With Burger King planning to relocate there after completing its buy of coffee-and-donut chain Tim Hortons for about $11.4 billion, Canada is emerging as the latest tax haven for U.S. firms fleeing a high tax code at home, according to a Bloomberg report.
Despite likely objections here to the latest tax inversion deal, Canada is setting out a welcome mat for the newest American corporate transplant. It’s also inviting others to follow. Having slashed its tax rates by about a quarter the past eight years, Canada has no problem with U.S. firms seeking tax shelter there. They like it and see it as being good for business.
The incentive for U.S. firms to set up shop in Canada is that the government only taxes corporate income generated within the country’s borders, the Bloomberg story noted. That’s in marked contract to the situation in the United States, where profits earned by an American firm’s foreign operations are taxed if if they’re repatriated.

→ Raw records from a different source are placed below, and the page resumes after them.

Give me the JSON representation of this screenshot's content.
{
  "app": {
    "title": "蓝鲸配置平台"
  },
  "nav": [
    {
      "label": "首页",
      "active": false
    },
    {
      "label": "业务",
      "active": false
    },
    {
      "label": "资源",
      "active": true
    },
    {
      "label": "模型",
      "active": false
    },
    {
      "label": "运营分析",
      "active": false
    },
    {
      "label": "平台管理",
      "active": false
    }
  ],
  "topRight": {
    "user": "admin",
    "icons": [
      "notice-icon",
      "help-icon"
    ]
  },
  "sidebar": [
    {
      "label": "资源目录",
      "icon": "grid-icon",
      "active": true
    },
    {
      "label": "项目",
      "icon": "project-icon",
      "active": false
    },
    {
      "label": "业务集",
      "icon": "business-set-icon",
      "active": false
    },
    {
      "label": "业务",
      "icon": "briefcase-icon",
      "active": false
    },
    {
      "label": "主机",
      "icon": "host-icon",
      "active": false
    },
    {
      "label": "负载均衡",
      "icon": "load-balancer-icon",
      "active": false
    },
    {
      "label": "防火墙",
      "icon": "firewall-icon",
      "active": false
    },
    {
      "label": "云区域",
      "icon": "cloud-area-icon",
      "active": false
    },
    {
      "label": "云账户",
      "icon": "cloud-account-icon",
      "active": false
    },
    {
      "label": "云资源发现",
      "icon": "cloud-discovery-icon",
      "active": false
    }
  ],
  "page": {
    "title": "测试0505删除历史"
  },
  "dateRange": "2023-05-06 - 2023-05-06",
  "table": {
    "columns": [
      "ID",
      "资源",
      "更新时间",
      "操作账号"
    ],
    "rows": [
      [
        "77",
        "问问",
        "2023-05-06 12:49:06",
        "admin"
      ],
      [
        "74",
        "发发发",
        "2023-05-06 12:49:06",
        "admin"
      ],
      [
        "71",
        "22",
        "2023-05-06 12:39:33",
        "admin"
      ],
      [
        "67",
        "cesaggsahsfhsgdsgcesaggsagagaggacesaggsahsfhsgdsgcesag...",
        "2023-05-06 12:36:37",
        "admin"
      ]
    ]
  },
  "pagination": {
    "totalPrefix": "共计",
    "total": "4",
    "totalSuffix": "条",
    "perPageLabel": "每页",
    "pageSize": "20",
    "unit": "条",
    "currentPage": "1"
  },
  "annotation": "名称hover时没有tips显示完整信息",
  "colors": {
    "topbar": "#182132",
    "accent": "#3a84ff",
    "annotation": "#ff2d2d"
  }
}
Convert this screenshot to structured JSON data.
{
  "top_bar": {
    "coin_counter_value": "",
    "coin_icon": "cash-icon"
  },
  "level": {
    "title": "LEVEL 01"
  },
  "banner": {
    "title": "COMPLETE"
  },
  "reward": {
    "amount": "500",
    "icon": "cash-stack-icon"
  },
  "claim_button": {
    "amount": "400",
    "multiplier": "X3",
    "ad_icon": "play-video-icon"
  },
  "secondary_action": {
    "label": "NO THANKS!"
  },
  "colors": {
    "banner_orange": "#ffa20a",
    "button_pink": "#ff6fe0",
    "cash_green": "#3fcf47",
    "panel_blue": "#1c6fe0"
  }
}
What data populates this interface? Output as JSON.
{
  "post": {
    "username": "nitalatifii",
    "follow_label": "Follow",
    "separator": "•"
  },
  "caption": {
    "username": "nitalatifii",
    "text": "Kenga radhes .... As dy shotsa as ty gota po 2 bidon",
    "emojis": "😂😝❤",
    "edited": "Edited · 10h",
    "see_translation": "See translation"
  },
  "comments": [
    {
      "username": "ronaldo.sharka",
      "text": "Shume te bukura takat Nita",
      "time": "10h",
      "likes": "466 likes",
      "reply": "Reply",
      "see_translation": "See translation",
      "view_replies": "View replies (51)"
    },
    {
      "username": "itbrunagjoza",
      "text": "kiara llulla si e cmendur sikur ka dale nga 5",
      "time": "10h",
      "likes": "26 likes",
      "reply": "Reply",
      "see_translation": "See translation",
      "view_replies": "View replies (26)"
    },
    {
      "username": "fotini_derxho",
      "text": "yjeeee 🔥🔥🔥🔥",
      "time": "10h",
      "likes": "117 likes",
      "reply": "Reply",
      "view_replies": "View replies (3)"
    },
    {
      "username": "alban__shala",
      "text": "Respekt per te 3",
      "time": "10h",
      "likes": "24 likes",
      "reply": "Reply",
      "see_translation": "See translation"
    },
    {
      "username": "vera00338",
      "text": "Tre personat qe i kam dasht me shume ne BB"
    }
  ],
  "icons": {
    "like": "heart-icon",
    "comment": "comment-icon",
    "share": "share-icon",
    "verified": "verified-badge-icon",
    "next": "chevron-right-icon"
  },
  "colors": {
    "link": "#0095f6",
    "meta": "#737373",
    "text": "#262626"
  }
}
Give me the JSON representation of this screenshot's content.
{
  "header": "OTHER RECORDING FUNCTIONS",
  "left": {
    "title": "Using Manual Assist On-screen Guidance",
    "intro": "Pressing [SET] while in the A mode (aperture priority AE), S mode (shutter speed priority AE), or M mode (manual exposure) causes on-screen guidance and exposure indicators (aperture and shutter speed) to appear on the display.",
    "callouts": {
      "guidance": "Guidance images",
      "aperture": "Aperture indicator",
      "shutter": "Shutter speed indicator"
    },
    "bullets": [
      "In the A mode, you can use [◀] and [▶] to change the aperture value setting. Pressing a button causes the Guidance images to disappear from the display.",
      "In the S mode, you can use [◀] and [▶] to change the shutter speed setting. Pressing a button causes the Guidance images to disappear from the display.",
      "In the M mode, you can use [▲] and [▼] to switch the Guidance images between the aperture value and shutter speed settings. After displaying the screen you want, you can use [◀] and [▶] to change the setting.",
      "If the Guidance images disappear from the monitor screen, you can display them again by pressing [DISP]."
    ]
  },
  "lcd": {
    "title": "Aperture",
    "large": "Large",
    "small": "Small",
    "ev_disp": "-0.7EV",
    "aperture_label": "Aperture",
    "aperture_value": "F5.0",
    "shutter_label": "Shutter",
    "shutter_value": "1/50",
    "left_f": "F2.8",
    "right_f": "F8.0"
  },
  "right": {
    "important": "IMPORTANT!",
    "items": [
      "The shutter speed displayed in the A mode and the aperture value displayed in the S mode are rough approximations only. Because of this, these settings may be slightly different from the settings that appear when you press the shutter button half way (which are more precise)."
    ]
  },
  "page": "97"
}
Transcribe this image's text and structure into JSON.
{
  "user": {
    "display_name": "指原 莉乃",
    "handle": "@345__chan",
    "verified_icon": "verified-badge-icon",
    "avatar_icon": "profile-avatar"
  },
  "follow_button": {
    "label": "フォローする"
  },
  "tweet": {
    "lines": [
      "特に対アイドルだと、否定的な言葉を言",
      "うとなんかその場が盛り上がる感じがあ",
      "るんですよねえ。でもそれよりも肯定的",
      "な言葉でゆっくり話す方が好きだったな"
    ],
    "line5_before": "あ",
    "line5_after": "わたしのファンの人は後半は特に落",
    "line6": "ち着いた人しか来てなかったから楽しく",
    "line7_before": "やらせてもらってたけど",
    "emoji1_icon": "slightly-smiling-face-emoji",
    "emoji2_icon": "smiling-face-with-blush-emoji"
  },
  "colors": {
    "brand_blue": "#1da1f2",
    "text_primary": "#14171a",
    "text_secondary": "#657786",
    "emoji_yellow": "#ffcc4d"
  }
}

“The real bang for the buck here is potential tax savings on Burger King’s non-U.S. earnings,” Alex Edwards, an assistant professor at the University of Toronto’s Rotman School of Management, told the news service. “It’s not just the earnings in Canada, it’s the earnings everywhere in the world that might be able to escape that second layer of U.S. tax.”After the Burger King-Tim Hortons deal was made public, White House spokesman Josh Earnest reportedly denounced the tax inversions, according to Bloomberg. In July, President Obama called on Congress to draft legislation that would temporarily halt the exodus of America companies he sees as fleeing to foreign countries to escape paying higher taxes.
Under Canada’s previous government, the country began in 2001 to cut its corporate tax rate, says Bloomberg. Prime Minister Stephen Harper further lowered the rate to 15% in 2012. U.S. based corporations typically pay an effective tax rate of 35%.